Читаем Nature's Evil полностью

If you added black sand to a furnace, then – with luck – the alloy produced would be sturdier than ordinary copper. This alloy of copper and tin was bronze; people started making tools and weapons out of it. But in the bogs of Mesopotamia and the delta of the Nile even stone was a curiosity. Nomads from the North supplied metals to the nascent civilisations of the Middle East in exchange for artisan products from the South. But, in their search for wood and metal, people from these fertile plains migrated ever further north – to Lebanon, Anatolia and the whole Mediterranean. Egyptians extracted copper from mines in Sinai and captured gold mines in Nubia. Weapons made of metal allowed them to control the peasants who dug the earth with wooden implements. Synonymous with control over grain stores and cedar forests, power was now concerned with mines, furnaces and delivery routes.

Armed with the sword, the plough and the wheel, civilisation moved north. Smithies appeared in peasant villages. Their owners made a living by barter, not by agricultural labour, and were often considered as interlopers and magicians; many of them were migrants. Metallurgy needed men to assemble various resources – for example, copper, tin and charcoal – in one place, although they were all sourced from different areas. There were many deposits of copper ore in Europe; tin, less common, had to be brought from far away. In bronze alloys, tin made up less than a fifth by weight, but its sources were distant and limited, which meant that tin was expensive to barter. Alternatively, smiths could make bronze by smelting copper with poisonous arsenic. They died young, and although the god of blacksmithing, Hephaestus, was depicted with powerful shoulders, he was lame in both legs. But he forged weapons that were prized by the gods, and he was married to the beautiful Aphrodite.

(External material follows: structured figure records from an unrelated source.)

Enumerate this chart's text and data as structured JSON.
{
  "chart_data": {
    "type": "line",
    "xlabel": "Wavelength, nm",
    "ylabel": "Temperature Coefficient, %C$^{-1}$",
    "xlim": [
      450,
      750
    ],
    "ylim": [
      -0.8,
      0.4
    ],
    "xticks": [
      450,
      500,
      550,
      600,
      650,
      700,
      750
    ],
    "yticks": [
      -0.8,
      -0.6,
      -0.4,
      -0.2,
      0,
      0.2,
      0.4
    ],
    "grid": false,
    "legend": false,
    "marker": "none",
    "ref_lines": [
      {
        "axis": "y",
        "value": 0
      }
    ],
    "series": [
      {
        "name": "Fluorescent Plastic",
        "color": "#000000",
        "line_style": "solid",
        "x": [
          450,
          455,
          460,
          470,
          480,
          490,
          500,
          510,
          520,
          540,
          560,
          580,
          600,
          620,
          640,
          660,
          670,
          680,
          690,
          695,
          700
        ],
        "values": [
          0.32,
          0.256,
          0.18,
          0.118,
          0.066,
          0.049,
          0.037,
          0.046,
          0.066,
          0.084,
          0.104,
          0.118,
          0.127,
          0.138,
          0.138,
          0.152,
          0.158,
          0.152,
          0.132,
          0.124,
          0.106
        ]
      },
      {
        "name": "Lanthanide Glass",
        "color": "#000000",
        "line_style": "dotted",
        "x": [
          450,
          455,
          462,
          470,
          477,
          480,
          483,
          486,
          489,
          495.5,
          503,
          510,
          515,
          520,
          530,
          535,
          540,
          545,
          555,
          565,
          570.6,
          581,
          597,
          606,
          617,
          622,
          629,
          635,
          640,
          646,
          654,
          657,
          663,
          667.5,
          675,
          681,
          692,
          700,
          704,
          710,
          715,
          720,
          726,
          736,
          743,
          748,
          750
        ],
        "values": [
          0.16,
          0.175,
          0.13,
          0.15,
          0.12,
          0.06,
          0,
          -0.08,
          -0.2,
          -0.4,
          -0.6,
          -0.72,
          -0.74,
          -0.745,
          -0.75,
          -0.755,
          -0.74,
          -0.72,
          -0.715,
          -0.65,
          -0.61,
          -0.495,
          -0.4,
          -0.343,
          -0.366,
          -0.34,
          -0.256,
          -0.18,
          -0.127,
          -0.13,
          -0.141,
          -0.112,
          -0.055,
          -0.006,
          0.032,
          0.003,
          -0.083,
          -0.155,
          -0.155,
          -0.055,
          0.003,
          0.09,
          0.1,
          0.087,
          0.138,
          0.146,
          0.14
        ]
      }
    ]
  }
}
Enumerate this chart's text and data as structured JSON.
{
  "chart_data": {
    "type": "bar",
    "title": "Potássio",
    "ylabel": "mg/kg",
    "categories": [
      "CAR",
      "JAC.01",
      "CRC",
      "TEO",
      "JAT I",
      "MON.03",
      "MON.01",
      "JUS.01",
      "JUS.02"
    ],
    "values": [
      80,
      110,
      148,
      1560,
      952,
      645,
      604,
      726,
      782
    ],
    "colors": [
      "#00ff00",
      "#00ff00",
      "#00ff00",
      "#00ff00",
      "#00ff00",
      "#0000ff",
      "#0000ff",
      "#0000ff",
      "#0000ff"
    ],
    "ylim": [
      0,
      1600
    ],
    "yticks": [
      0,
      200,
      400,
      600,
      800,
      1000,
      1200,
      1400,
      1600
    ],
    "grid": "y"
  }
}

At about the same time as people were learning to combine tin and copper, they also discovered how to separate silver. They heated ore in a hearth to the highest temperature they could achieve. Tin melted in the hearth and flowed out as if from a font or cupel, and the silver remained inside. This miraculous process was called cupellation. Athens rose thanks to the silver in the Laurion mines of Attica. The mines belonged to the state, although they were often farmed out to private individuals; nameless slaves worked the mines. From approximately 500 bce the profits from silver and tin financed the creation of a navy and the upkeep of a mercenary army. The Athenians also used this silver to maintain grain colonies in North Africa and the Mediterranean, thus avoiding the dirty work of earning their daily bread. A little later the Thracian mines in northern Greece produced even more silver; at one time they were run by Thucydides, the first historian. These mines were the source of power of the Macedonian dynasty that gave the world Alexander, the conqueror of Asia. The Phoenicians worked even richer mines in Spain. Hannibal financed his expeditions from these mines; indeed, behind every military leader there was a silver or copper mine. From his mines near Cadiz, Sextus Marius supplied Rome with both metals; as we remember (see Introduction), Tiberius accused him of incest and threw him off a rock.

The Roman Empire grew like an amoeba, spreading its tentacles now in one direction, now in another. According to the anthropologist Jack Goody, the main motive behind these advances was the quest for metals. 1 The goals of Roman colonisation were copper in southern Italy, tin in England, silver in Spain, and lead in Attica and Sardinia. The Romans loved soft, malleable lead and used it for plumbing and baths and as vessels for soft drinks. Lead salts dissolve in water, and this solution is sweet but poisonous. Lead acetate causes organ failure, and small doses cause brain damage in children. According to one study, more Roman emperors died of lead poisoning than died by the sword. 2

Smelting furnaces, sunk in the earth and faced with bricks, appeared in different parts of the world – in Western Europe, South-East Asia, northern China. The quality of the metal depended on the temperature in the furnace, which in turn depended on the up-draught, which depended on the height of the chimney, which depended on the quality of the brick. Progress in smelting was advanced by a breakthrough in firing clay. Smelting furnaces with chimneys 4 metres high were the ultimate in the art of engineering in the Bronze Age. Such furnaces were ready for smelting iron.